Proje aynı zamanda “Çin Rüyası” adıyla ulusal kalkınmayı öngören bir proje. Şincan Özerk Bölgesi Dış İlişkiler Bölümü Tanıtım Ofisi Müdürü Jie Li Şincan’ın yabancı yatırıma çok elverişli olduğunun altını çiziyor. Yabancı yatırımcılar arasında Türkiye’ye özel bir önem veren Li, “Türk yatırımcıları bölgeye davet ediyoruz. Türkiye’den Pekin’e 12 saatte uçulurken, Şincan ile Türkiye arasındaki uçuş süresi 7 saat. Türk işadamları bundan faydalanmalı ve işbirliği olanaklarını değerlendirmeli” dedi.
Potansiyel büyük
Asya’nın tam ortasında bulunan Şincan’da iki dev piyasanın bulunduğunu söyleyen Li, kaynak zenginliği ve ekonomik piyasa olgunlaşmasının Türk yatırımcılar için büyük avantaj olduğunu vurguladı. İki ülke arasında hizmet ve turizm sektörünü işbirliği potansiyelinin büyük olduğunu kaydeden Li, “Şincan, çok uluslu, çok dinli ve çok kültürlü yapısıyla zengin bir turizm bölgesi” diye konuştu. Li, Türk insanı ile bölgedeki etnik grupların alışkanlıklarının benzer olduğunu da vurguladı.
Türkiye’ye İpek Yolu Şubesi yolda
2016 Mayıs’ta hizmete giren Urumçi Uluslararası Kara limanı, bölgeyi tam anlamıyla bir dağıtım merkezine dönüştürdü. İlk yıl 135 olan sefer sayısı 2017’de 710’a ulaştı. Bu yıl ise şimdiden 323 sefer yapıldı. Çin’in batıya açılan kapısı durumuna gelen Urumçi Dağıtım Merkezi, içinde tüketim malzemeleri, konfeksiyon, inşaat malzemeleri, elektronik başta olmak üzere 200’e yakın ürünü toplam 17 ülkede 24 kente ulaştırıyor.

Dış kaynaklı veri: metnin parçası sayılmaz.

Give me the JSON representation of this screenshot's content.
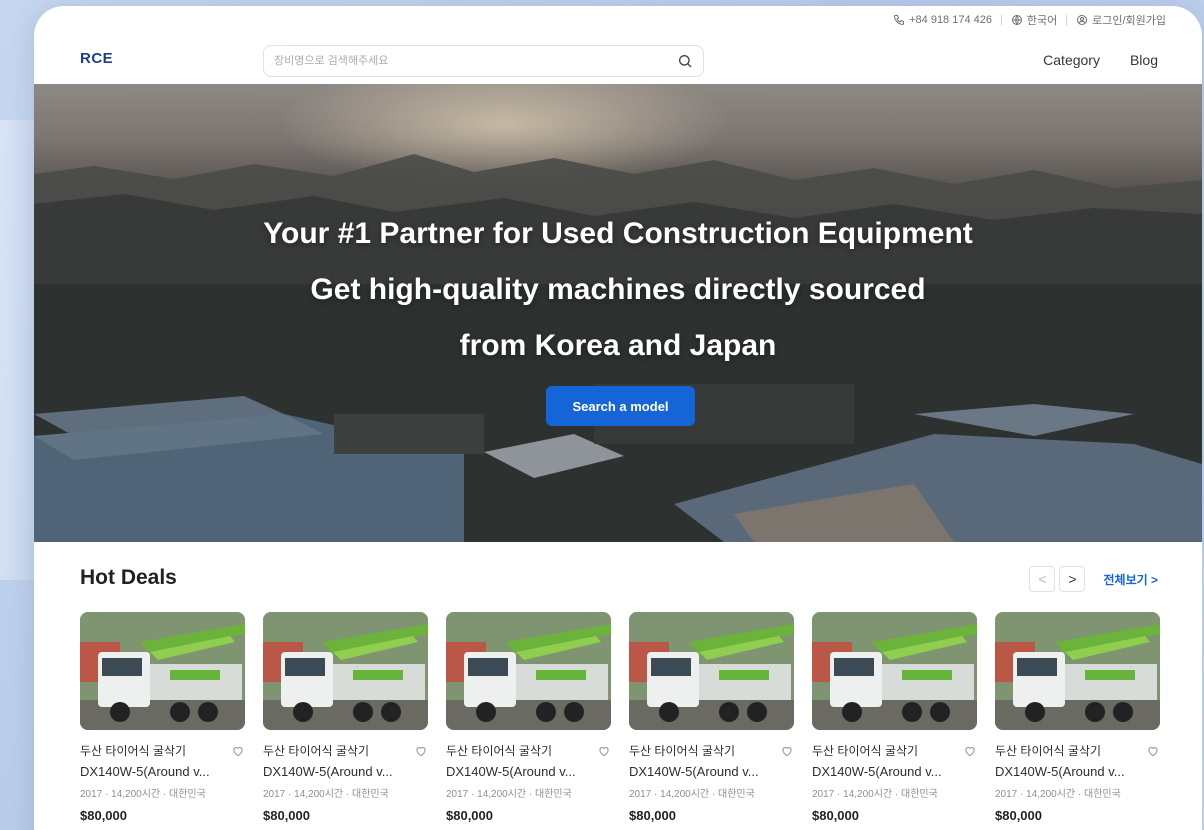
{
  "topbar": {
    "phone": "+84 918 174 426",
    "language": "한국어",
    "login": "로그인/회원가입"
  },
  "header": {
    "logo": "RCE",
    "search_placeholder": "장비명으로 검색해주세요",
    "nav": [
      "Category",
      "Blog"
    ]
  },
  "hero": {
    "line1": "Your #1 Partner for Used Construction Equipment",
    "line2": "Get high-quality machines directly sourced",
    "line3": "from Korea and Japan",
    "button": "Search a model"
  },
  "deals": {
    "title": "Hot Deals",
    "prev": "<",
    "next": ">",
    "view_all": "전체보기 >",
    "cards": [
      {
        "name": "두산 타이어식 굴삭기",
        "model": "DX140W-5(Around v...",
        "meta": "2017 · 14,200시간 · 대한민국",
        "price": "$80,000"
      },
      {
        "name": "두산 타이어식 굴삭기",
        "model": "DX140W-5(Around v...",
        "meta": "2017 · 14,200시간 · 대한민국",
        "price": "$80,000"
      },
      {
        "name": "두산 타이어식 굴삭기",
        "model": "DX140W-5(Around v...",
        "meta": "2017 · 14,200시간 · 대한민국",
        "price": "$80,000"
      },
      {
        "name": "두산 타이어식 굴삭기",
        "model": "DX140W-5(Around v...",
        "meta": "2017 · 14,200시간 · 대한민국",
        "price": "$80,000"
      },
      {
        "name": "두산 타이어식 굴삭기",
        "model": "DX140W-5(Around v...",
        "meta": "2017 · 14,200시간 · 대한민국",
        "price": "$80,000"
      },
      {
        "name": "두산 타이어식 굴삭기",
        "model": "DX140W-5(Around v...",
        "meta": "2017 · 14,200시간 · 대한민국",
        "price": "$80,000"
      }
    ]
  },
  "colors": {
    "accent": "#1565d8",
    "logo": "#1f3f86"
  },
  "icons": {
    "phone": "phone-icon",
    "globe": "globe-icon",
    "user": "user-circle-icon",
    "search": "search-icon",
    "heart": "heart-icon"
  }
}
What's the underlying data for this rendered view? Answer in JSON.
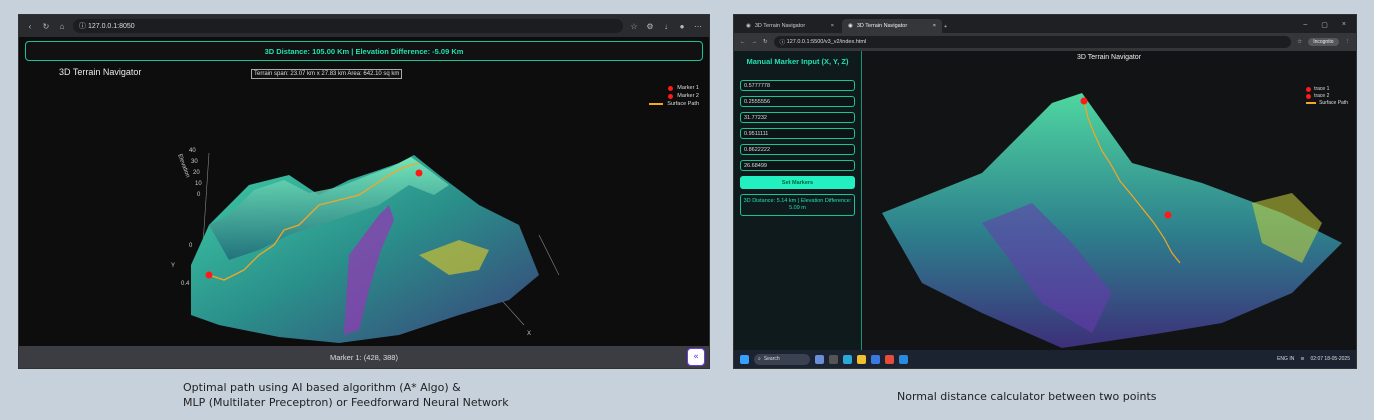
{
  "left": {
    "url": "127.0.0.1:8050",
    "banner": "3D Distance: 105.00 Km | Elevation Difference: -5.09 Km",
    "plot_title": "3D Terrain Navigator",
    "terrain_span": "Terrain span: 23.07 km x 27.83 km  Area: 642.10 sq km",
    "legend": {
      "marker1": "Marker 1",
      "marker2": "Marker 2",
      "path": "Surface Path"
    },
    "axis": {
      "z_label": "Elevation",
      "z_ticks": [
        "40",
        "30",
        "20",
        "10",
        "0"
      ],
      "y_label": "Y",
      "y_tick_a": "0",
      "y_tick_b": "0.4",
      "x_label": "X"
    },
    "status": "Marker 1: (428, 388)",
    "path_color": "#f5a623",
    "marker_color": "#ff1a1a"
  },
  "right": {
    "tab1": "3D Terrain Navigator",
    "tab2": "3D Terrain Navigator",
    "url": "127.0.0.1:5500/v3_v2/index.html",
    "incognito": "Incognito",
    "sidebar_title": "Manual Marker Input (X, Y, Z)",
    "inputs": [
      "0.5777778",
      "0.2555556",
      "31.77232",
      "0.9511111",
      "0.8622222",
      "26.68499"
    ],
    "button": "Set Markers",
    "result": "3D Distance: 5.14 km | Elevation Difference: 5.09 m",
    "plot_title": "3D Terrain Navigator",
    "legend": {
      "trace1": "trace 1",
      "trace2": "trace 2",
      "path": "Surface Path"
    },
    "taskbar": {
      "search": "Search",
      "lang": "ENG",
      "region": "IN",
      "time": "02:07",
      "date": "18-05-2025"
    }
  },
  "captions": {
    "left_line1": "Optimal path using AI based algorithm (A* Algo) &",
    "left_line2": "MLP (Multilater Preceptron) or Feedforward Neural Network",
    "right": "Normal distance calculator between two points"
  }
}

Yetkililerin “Susuz Liman” olarak adlandırdıkları merkez, önceden 60 günde katedilen yolları 8 - 12 güne düşürmeyi başarmış. Türkiye’de bu yıl içerisinde şube açacaklarını belirten yetkililer, yerel lojistik kuruluşlarıyla bağlantı kurarak iki ülke arasıdaki ticaretin hızlanacağını söyledi.
Modern ve alternatif tıp beraber
Bölgede Sağlık Üniversitesi’ne bağlı hastanelerde modern tıp ile geleneksel tıp teknikleri beraber kullanılıyor. Akut hastalıklarda modern tıp teknikleri kullanılırken, kronik ve nedeni bilinmeyen hastalıklarda akupunktur ve ejder ateşi gibi geleneksel Çin tıbbı teknikleri uygulanıyor.
Aynı mekandaki farklı kültürler
Farklı kültürlerin birarada yaşamasını özendiren “toplu yaşam siteleri”nden birisi Xinxing Milli Dayanışma mahallesi. Çin Halk Cumhuriyeti’nin kuruluş yıllarında Kadir isimli Uygurlu bir işçinin önayak olması ile kurulan bu sitede şu an Uygur, Han, Hui ve Kazaklardan oluşan 800 kişi birarada yaşıyor. Site sakinleri her pazartesi bayrak töreninin ardından yemekler düzenleyip eğleniyorlar. Sitede ayrıca düşük gelirli ailelerin el işçiliği ile üretim yapıp gelir kazanmalarını sağlayan bir de atölye yeralıyor.